The possibility that the coronavirus spreads in a mostly stealthy mode among a population of largely young, healthy people showing no symptoms could have major implications for U.S. policy-makers, who are considering how and when to reopen the economy.

It also renews questions about the extent to which U.S. testing of just the people suspected of being infected is actually capturing the spread of the virus in the United States and around the world.

The Navy’s testing of the entire 4,800-member crew of the aircraft carrier – which is about 94% complete – was an extraordinary move in a headline-grabbing case that has already led to the firing of the carrier’s captain and the resignation of the Navy’s top civilian official.

Roughly 60 percent of the over 600 sailors who tested positive so far have not shown symptoms of COVID-19, the potentially lethal respiratory disease caused by the coronavirus, the Navy says. The service did not speculate about how many might later develop symptoms or remain asymptomatic.
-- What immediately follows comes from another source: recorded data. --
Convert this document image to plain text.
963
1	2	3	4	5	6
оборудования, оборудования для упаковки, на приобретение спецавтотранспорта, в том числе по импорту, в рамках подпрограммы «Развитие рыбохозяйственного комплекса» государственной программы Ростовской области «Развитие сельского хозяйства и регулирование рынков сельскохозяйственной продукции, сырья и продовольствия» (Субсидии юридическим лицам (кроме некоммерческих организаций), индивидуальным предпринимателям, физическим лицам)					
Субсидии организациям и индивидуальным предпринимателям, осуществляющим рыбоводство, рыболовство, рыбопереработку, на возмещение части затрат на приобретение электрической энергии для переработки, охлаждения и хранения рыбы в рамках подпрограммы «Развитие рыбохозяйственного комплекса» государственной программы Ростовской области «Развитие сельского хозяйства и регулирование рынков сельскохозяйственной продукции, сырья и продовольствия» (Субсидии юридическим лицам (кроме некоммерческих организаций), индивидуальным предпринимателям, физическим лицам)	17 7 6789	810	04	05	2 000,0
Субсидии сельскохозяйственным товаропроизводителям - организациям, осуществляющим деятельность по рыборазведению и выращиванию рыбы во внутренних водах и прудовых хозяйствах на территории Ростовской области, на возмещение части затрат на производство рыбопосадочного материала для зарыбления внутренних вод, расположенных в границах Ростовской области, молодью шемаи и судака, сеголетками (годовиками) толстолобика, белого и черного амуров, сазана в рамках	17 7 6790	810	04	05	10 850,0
“With regard to COVID-19, we’re learning that stealth in the form of asymptomatic transmission is this adversary’s secret power,” said Rear Admiral Bruce Gillingham, surgeon general of the Navy.

The figure is higher than the 25% to 50% range offered on April 5 by Dr. Anthony Fauci, director of the National Institute of Allergy and Infectious Diseases and a member of President Donald Trump’s coronavirus task force.

‘DISCONCERTING’ DATA FOR PENTAGON

Defense Secretary Mark Esper, speaking in a television interview on Thursday, said the number of asymptomatic cases from the carrier was “disconcerting.”

“It has revealed a new dynamic of this virus: that it can be carried by normal, healthy people who have no idea whatsoever that they are carrying it,” Esper told NBC’s “Today” morning show.

Such data present challenges to the Pentagon, which is deployed around the world, sometimes in confined environments like submarines, ships and aircraft.

Testing the entire military is not yet feasible, given still-limited testing capacity, officials say, and detecting enough cases without tests is impossible if most cases are asymptomatic.

The U.S. coronavirus death toll – the highest in the world – surged past 31,000 on Thursday after doubling in a week.

It also claimed the life of a sailor from the Theodore Roosevelt this week. Five other members of the crew are hospitalized.

NUMBERS UNKNOWN

Still, the case of the Theodore Roosevelt offers a case study for researchers about how the virus spreads asymptomatically in a confined environment among mostly younger adults.

That cohort has been somewhat underrepresented in the epidemiological data so far, said William Schaffner, an infectious disease specialist at Vanderbilt University Medical Center.

“The findings are of enormous interest because the proportion of people who are asymptomatic is just simply not known,” Schaffner said, when asked about the Navy’s data.

Vice Admiral Phillip Sawyer, a deputy chief of naval operations at the center of the Navy’s coronavirus response efforts, presented the 60% figure in a call with a small group of reporters on Wednesday.

But he declined to speculate about the implications.

“I don’t know if we’re proving something different,” Sawyer said.

“I do agree that we are providing some data that some other organizations might not have.”